Het laagste leesniveau waarop je mee kunt komen is bij ons B1. En eigenlijk is dat de Europese standaard. De economie en de maatschappij ontwikkelen zich echter dóór en stelt nieuwe eisen aan ons leesniveau.  Door de verdergaande digitalisering wordt verwacht dat het minimumniveau in Nederland over vijf of tien jaar naar B2 gaat. Dat zou betekenen dat nog veel meer kinderen onder het leesniveau komen, dat nodig is om je zelfstandig te kunnen  redden in de maatschappij.

Het onderzoek laat ook zien dat iedereen slechter is gaan lezen. De groep die op het hoogste niveau kan lezen wordt kleiner ten opzichte van ons omringende landen. Ook de groep gemiddelde lezers neemt af, omdat steeds meer kinderen op het laagste niveau of daaronder zitten. Dat is in één woord onrustbarend.

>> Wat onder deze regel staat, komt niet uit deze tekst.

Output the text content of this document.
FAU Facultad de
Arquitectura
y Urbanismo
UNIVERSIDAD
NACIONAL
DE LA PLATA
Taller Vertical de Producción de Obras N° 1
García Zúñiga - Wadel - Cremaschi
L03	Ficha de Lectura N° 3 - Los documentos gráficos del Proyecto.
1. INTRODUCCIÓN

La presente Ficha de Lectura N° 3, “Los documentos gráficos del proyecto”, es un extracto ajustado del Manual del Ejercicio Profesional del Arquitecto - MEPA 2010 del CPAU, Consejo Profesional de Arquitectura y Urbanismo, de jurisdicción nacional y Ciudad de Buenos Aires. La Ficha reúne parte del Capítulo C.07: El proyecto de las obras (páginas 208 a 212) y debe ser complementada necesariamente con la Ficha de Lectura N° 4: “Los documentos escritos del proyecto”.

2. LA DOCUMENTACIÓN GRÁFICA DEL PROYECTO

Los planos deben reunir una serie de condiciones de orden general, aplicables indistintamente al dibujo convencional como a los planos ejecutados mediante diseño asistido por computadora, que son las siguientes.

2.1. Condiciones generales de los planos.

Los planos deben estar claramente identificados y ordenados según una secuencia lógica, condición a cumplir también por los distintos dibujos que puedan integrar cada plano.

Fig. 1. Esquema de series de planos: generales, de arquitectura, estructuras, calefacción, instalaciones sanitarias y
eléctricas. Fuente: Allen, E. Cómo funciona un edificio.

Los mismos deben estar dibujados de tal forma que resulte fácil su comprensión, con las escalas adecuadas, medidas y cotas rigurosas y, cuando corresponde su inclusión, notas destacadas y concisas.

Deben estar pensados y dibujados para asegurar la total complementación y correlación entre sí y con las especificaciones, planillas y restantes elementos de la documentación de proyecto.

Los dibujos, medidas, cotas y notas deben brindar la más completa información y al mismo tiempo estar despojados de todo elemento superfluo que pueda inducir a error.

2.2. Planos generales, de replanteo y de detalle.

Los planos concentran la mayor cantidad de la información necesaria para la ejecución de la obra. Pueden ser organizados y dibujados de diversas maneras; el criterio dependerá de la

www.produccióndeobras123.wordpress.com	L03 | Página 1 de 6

Lezen, lezen, lezen – dat is het devies voor kinderen en het onderwijs. Want oefening baart kunst, zo simpel is het ook bij lezen en leesvaardigheid. Een belangrijke factor is leesplezier. Want niemand gaat aan de slag met iets dat hij niet leuk vindt. Maar liefst 60% van alle scholieren leest alleen als het moet, 40% vindt het nodeloze tijdsverspilling.

Het is de missie van onze uitgeverij ervoor te zorgen dat er boeken zijn die ze wel met plezier lezen. Ze sluiten niet alleen op het niveau van de scholieren aan, maar ook op hun belevingswereld. Dat laatste is cruciaal. Op die manier neem je de drempel weg die jongeren weerhoudt van lezen, met leuke en spannende verhalen over onderwerpen die hen interesseren.

De aandacht in de media gaat vooral uit naar leesbevordering voor ‘hogere niveaus’: mensen die matig kunnen lezen. Belangrijk, maar niet voldoende. Waar ik voor pleit is aandacht voor de groepen die echt in de gevarenzone komen. Voor deze groep moet je niet alleen boeken aanbieden, maar zorgen dat die in de klas gebruikt kunnen worden, met programma’s en workshops voor docenten.

Zo zorg je ervoor dat lezen geen eendagsvlieg wordt en het besef doordringt, ook bij deze leerlingen, dat lezen een plezierige bezigheid is. Aan de minister zou ik tenslotte het advies mee willen geven daar de ouders bij te betrekken, zodat we met vereende krachten deze achteruitgang kunnen stoppen en ombuigen in de goede richting.